Strictly Monotone Function Utilities

Utility lemmas for strictly monotone functions on Fin m → ℕ, commonly used in subsequence selection and permutation construction arguments.

Main Results

• strictMono_Fin_ge_id: For strictly monotone k : Fin m → ℕ, values dominate indices
• strictMono_add_left, strictMono_add_right: Addition preserves strict monotonicity
• fin_val_strictMono: The identity Fin n → ℕ is strictly monotone
• injective_implies_strictMono_perm: Any injective k : Fin m → ℕ can be composed with a permutation to become strictly monotone

These lemmas are used extensively in exchangeability and contractability proofs when working with strictly increasing subsequences.

Implementation Notes

The file has no project dependencies - imports only mathlib.
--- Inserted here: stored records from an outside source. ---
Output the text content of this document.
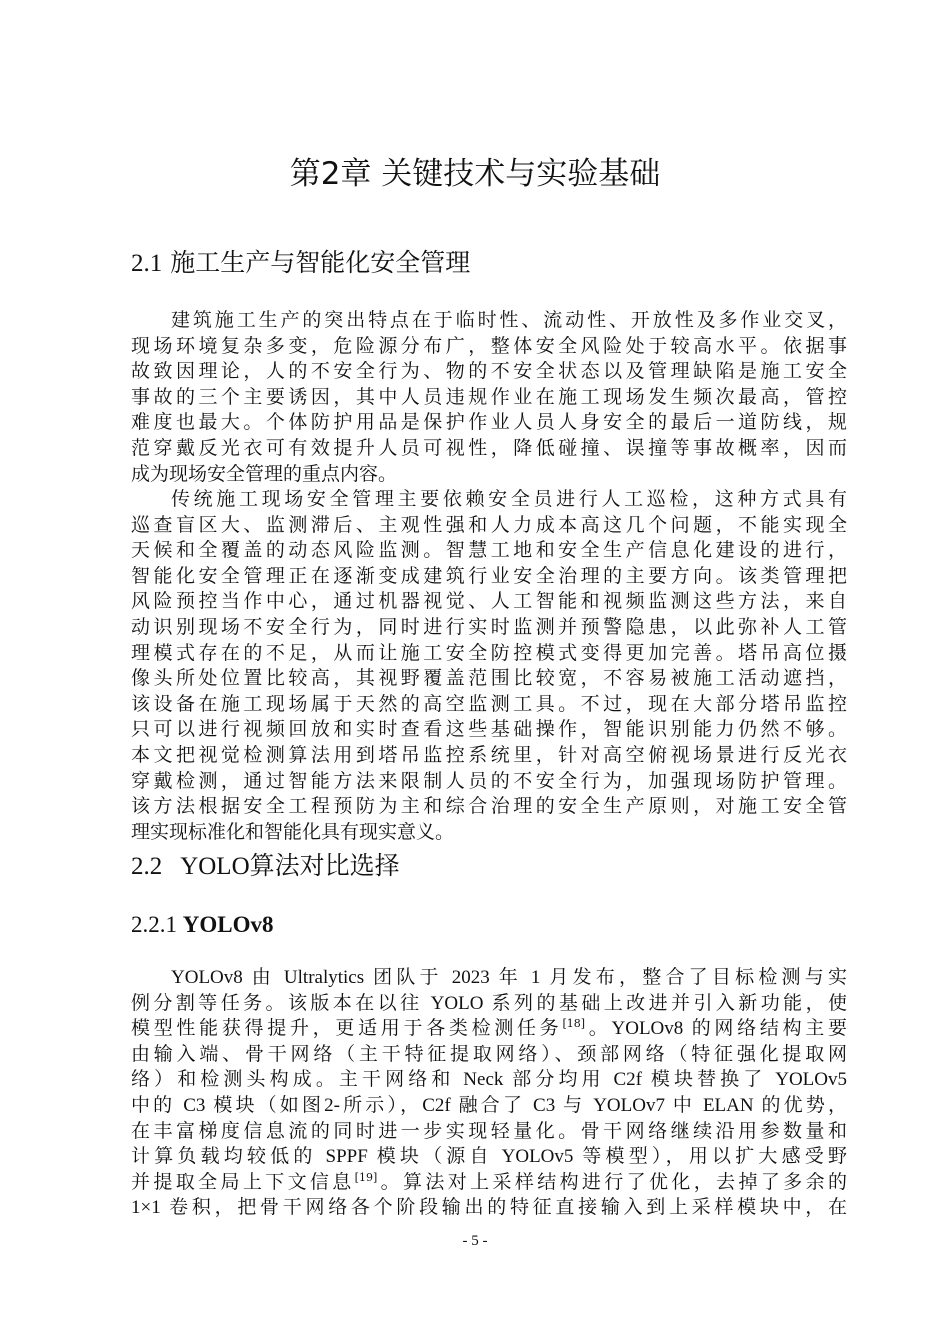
第2章 关键技术与实验基础
2.1 施工生产与智能化安全管理
建筑施工生产的突出特点在于临时性、流动性、开放性及多作业交叉，
现场环境复杂多变，危险源分布广，整体安全风险处于较高水平。依据事
故致因理论，人的不安全行为、物的不安全状态以及管理缺陷是施工安全
事故的三个主要诱因，其中人员违规作业在施工现场发生频次最高，管控
难度也最大。个体防护用品是保护作业人员人身安全的最后一道防线，规
范穿戴反光衣可有效提升人员可视性，降低碰撞、误撞等事故概率，因而
成为现场安全管理的重点内容。
传统施工现场安全管理主要依赖安全员进行人工巡检，这种方式具有
巡查盲区大、监测滞后、主观性强和人力成本高这几个问题，不能实现全
天候和全覆盖的动态风险监测。智慧工地和安全生产信息化建设的进行，
智能化安全管理正在逐渐变成建筑行业安全治理的主要方向。该类管理把
风险预控当作中心，通过机器视觉、人工智能和视频监测这些方法，来自
动识别现场不安全行为，同时进行实时监测并预警隐患，以此弥补人工管
理模式存在的不足，从而让施工安全防控模式变得更加完善。塔吊高位摄
像头所处位置比较高，其视野覆盖范围比较宽，不容易被施工活动遮挡，
该设备在施工现场属于天然的高空监测工具。不过，现在大部分塔吊监控
只可以进行视频回放和实时查看这些基础操作，智能识别能力仍然不够。
本文把视觉检测算法用到塔吊监控系统里，针对高空俯视场景进行反光衣
穿戴检测，通过智能方法来限制人员的不安全行为，加强现场防护管理。
该方法根据安全工程预防为主和综合治理的安全生产原则，对施工安全管
理实现标准化和智能化具有现实意义。
2.2 YOLO算法对比选择
2.2.1 YOLOv8
YOLOv8 由 Ultralytics 团队于 2023 年 1 月发布，整合了目标检测与实
例分割等任务。该版本在以往 YOLO 系列的基础上改进并引入新功能，使
模型性能获得提升，更适用于各类检测任务[18]。YOLOv8 的网络结构主要
由输入端、骨干网络（主干特征提取网络）、颈部网络（特征强化提取网
络）和检测头构成。主干网络和 Neck 部分均用 C2f 模块替换了 YOLOv5
中的 C3 模块（如图2-所示），C2f 融合了 C3 与 YOLOv7 中 ELAN 的优势，
在丰富梯度信息流的同时进一步实现轻量化。骨干网络继续沿用参数量和
计算负载均较低的 SPPF 模块（源自 YOLOv5 等模型），用以扩大感受野
并提取全局上下文信息[19]。算法对上采样结构进行了优化，去掉了多余的
1×1 卷积，把骨干网络各个阶段输出的特征直接输入到上采样模块中，在
- 5 -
All lemmas are general-purpose utilities for Fin and strict monotonicity.

theorem Exchangeability.Util.StrictMono.strictMono_add_left {m : ℕ} (k : Fin m → ℕ) (hk : StrictMono k) (c : ℕ) : StrictMono fun (i : Fin m) => c + k i

Composing strictly monotone functions with left addition preserves strict monotonicity.

For any strictly monotone k : Fin m → ℕ and constant c, the function i ↦ c + k(i) is also strictly monotone.

theorem Exchangeability.Util.StrictMono.strictMono_add_right {m : ℕ} (k : Fin m → ℕ) (hk : StrictMono k) (c : ℕ) : StrictMono fun (i : Fin m) => k i + c

Composing strictly monotone functions with right addition preserves strict monotonicity.

For any strictly monotone k : Fin m → ℕ and constant c, the function i ↦ k(i) + c is also strictly monotone.

theorem Exchangeability.Util.StrictMono.strictMono_Fin_ge_id {m : ℕ} {k : Fin m → ℕ} (hk : StrictMono k) (i : Fin m) : ↑i ≤ k i

For a strictly monotone function k : Fin m → ℕ, the values dominate the indices.

Statement: For all i : Fin m, we have i ≤ k(i).

Intuition: If you select m values from ℕ in strictly increasing order, the i-th selected value must be at least i (since you've already selected i values before it, all distinct).

Example: If k = [3, 5, 7] (selecting 3 values), then:

• k(0) = 3 ≥ 0 ✓
• k(1) = 5 ≥ 1 ✓
• k(2) = 7 ≥ 2 ✓

This is crucial for proving that strictly increasing subsequences can be realized by permutations.

theorem Exchangeability.Util.StrictMono.fin_val_strictMono {n : ℕ} : StrictMono fun (i : Fin n) => ↑i

The identity function Fin n → ℕ is strictly monotone.

The canonical embedding of Fin n into ℕ preserves the order structure.

theorem Exchangeability.Util.StrictMono.injective_implies_strictMono_perm {m : ℕ} (k : Fin m → ℕ) (hk : Function.Injective k) : ∃ (σ : Equiv.Perm (Fin m)), StrictMono fun (i : Fin m) => k (σ i)

Any injective function k : Fin m → ℕ can be composed with a permutation to become strictly monotone.

Construction: Let s := image k univ (the image of k as a finset of ℕ). Since k is injective, s.card = m. The orderIsoOfFin gives the sorted enumeration of s. We define σ to map i to the position of k(i) in the sorted order.

Key property: (fun i => k (σ i)) is strictly increasing (sorted order).

This is a key lemma for reducing proofs about injective index selections to proofs about strictly monotone (consecutive-like) selections via contractability.